“I am to go and see the bishop!” cried Frolich, clapping her hands, and whirling round on one foot, like an opera-dancer.

“Not so, Frolich.”

“There, now! You promise me good news, and then you won’t let me go and see the bishop, when you know that is the only thing in the world I want or wish for.”

“Would it not be a great compliment to you, and save you a great deal of trouble, if the bishop were to come here to see you?”

“Ah! that would be a pretty sight! The Bishop of Tronyem over the ankles in the sodden, trodden pasture—sticking in the mud of Sulitelma! The Bishop of Tronyem sleeping upon hay in the loft, and eating his dinner off a wooden platter! That would be the most wonderful sight that Norland ever saw.”

“Prepare, then, to see the Bishop of Tronyem drink his morning coffee out of a wooden bowl. Meantime, I must go and grind his coffee.—Seriously, Frolich, you must make haste to dress and help. The pirates want to carry off the bishop for ransom. Erlingsen is raising the country. Hund is coming here as a prisoner; and the bishop, and my mistress, and Orga to be safe; and if you do not help me, I shall have nothing ready, for Stiorna does not like the news.”

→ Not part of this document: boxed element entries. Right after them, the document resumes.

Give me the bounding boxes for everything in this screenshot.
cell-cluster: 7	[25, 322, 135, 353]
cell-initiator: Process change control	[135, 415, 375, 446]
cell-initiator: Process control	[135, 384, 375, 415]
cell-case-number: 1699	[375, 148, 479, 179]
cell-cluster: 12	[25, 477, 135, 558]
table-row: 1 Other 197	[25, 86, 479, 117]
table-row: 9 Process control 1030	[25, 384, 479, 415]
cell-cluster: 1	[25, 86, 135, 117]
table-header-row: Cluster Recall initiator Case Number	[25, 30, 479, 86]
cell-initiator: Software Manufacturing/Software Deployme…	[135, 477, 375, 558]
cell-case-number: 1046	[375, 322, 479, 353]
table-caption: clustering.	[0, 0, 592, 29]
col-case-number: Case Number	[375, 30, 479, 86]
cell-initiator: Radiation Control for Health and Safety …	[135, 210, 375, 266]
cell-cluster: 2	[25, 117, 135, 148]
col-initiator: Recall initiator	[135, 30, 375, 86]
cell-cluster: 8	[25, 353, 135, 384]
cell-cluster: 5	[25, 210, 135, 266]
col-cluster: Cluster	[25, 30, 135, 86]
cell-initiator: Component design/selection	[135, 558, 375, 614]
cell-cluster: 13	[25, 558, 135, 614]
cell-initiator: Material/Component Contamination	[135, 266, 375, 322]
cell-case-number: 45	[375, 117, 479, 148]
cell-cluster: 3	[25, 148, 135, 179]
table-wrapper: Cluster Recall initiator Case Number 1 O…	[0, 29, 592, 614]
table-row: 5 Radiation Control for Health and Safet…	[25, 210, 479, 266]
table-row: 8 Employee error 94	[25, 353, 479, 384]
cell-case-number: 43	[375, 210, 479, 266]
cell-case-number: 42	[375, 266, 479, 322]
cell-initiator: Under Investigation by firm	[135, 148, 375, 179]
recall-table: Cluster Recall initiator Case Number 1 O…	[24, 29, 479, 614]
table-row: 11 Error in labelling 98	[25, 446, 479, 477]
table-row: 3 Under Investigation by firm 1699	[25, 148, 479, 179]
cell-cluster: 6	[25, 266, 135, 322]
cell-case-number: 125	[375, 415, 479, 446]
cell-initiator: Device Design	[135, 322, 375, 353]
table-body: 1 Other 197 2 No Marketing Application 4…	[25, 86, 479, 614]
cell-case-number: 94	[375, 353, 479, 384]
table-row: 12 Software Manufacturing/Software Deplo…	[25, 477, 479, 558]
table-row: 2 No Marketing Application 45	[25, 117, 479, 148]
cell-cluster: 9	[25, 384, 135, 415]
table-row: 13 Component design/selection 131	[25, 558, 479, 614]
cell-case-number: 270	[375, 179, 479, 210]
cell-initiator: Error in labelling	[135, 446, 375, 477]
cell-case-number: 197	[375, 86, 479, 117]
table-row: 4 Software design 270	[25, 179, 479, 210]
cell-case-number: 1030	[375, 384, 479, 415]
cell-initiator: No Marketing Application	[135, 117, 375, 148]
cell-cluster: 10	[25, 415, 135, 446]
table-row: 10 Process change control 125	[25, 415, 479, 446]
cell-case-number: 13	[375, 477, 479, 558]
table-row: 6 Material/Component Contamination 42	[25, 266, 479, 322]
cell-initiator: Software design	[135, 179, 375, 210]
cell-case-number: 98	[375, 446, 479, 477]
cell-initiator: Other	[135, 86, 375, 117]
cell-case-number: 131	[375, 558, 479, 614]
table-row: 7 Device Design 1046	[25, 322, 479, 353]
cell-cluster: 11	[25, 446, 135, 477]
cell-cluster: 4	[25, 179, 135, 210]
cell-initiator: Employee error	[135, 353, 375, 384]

Never had Frolich dressed more quickly. She thought it very hard that the bishop should see her when she had nothing but her dairy dress to wear; but she was ready all the sooner for this. Erica consoled her with the belief that the bishop was the last person who could be supposed to make a point of a silk gown for a mountain maiden.

A consultation about the arrangements was held before the door by the four who were all in a good humour; for Stiorna remained aloof. This, like other mountain dwellings, was a mere sleeping and eating shed, only calculated for a bare shelter at night, at meals, and from occasional rain. There was no apartment at the seater in which the bishop could hold an audience, out of the way of the cooking and other household transactions. It could not be expected of him to sit on the bench outside, or on the grass, like the people of the establishment; for, unaccustomed as he was to spend his days in the open air, his eyes would be blinded and his face blistered by the sun. The young people cast their eyes on the pine-wood as the fittest summer parlour for him, if it could be provided with seats.

Erica sprang forward to prevent any one from entering the wood till she should have seen what state the place was in on this particular morning. No trees had been felled, and no branches cut since the night before, and the axes remained where they had been hung. The demon had not wanted them, it seemed, and there was no fear of intruding upon him now. So the two young men set to work to raise a semicircular range of turf seats in the pleasantest part of the shady grove. The central seat, which was raised above the rest, and had a footstool, was well cushioned with dry and soft moss, and the rough bark was cut from the trunk of the tree against which it was built; so that the stem served as a comfortable back to the chair. Rolf tried the seat when finished; and as he leaned back, feasting his eyes on the vast sunny landscape which was to be seen between the trees of the grove, he declared that it was infinitely better to sit here than in the bishop’s stall in Tronyem cathedral.

“Surely,” said Erica, whom he had summoned to see the work, “when God plants a lofty mountain overlooking the glorious sea, with the heavens themselves for a roof, He makes a temple with which no church built by men can compare. I suppose men build cathedrals in cities because they are not so happy as to have a mountain to worship on.”